Perhaps the reason for this is because of Christ’s death on the cross, the very presence of God can now reside inside both Jews and Gentiles who believe in Jesus.
“Or do you not know that your body is a temple of the Holy Spirit within you, whom you have from God, and that you are not your own? 20 For you have been bought for a price: therefore glorify God in your body,” Paul writes in 1 Corinthians 6:19-20.
We are the temple of God.
With the presence of God residing inside each of us, a gold-plated box made of Achaia wood with two Cherubim on top is no longer necessary to contain God’s presence on Earth.
So for God’s people, the Ark of the Covenant no longer has any spiritual significance.
But did you notice, the last phrase in Jeremiah’s prophecy about the Ark, when he said, “nor will it be made again.”

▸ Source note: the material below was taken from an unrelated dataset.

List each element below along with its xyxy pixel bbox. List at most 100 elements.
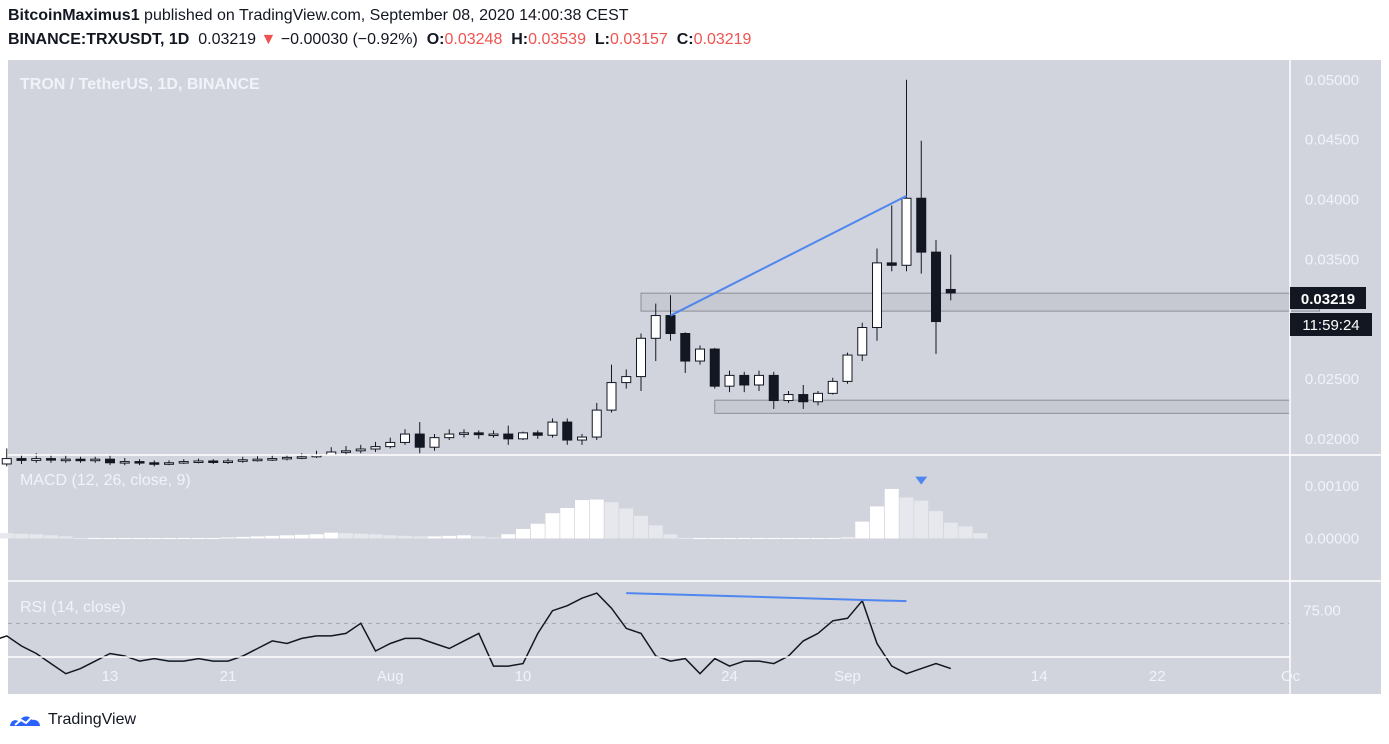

Why would the prophet say that the ark would not be made again?
It is an unusual statement because it implies that the Ark has already been destroyed. This would be the reason it would even need to be ‘made again.’
Since the Temple Institute has already built all the furniture and utensils necessary for a functioning temple, including the Altar on which the animals will be sacrificed, what would stop it from constructing a second Ark of the Covenant?
Based on that statement on their website, the Institute has not built the Ark of the Covenant, because it believes it still exists and plans at some future point to recover Israel’s most sacred religious object.
I am not so sure that they will.
As I have mentioned in the past, I am not convinced that God will even allow Israel to construct a third Jewish Temple.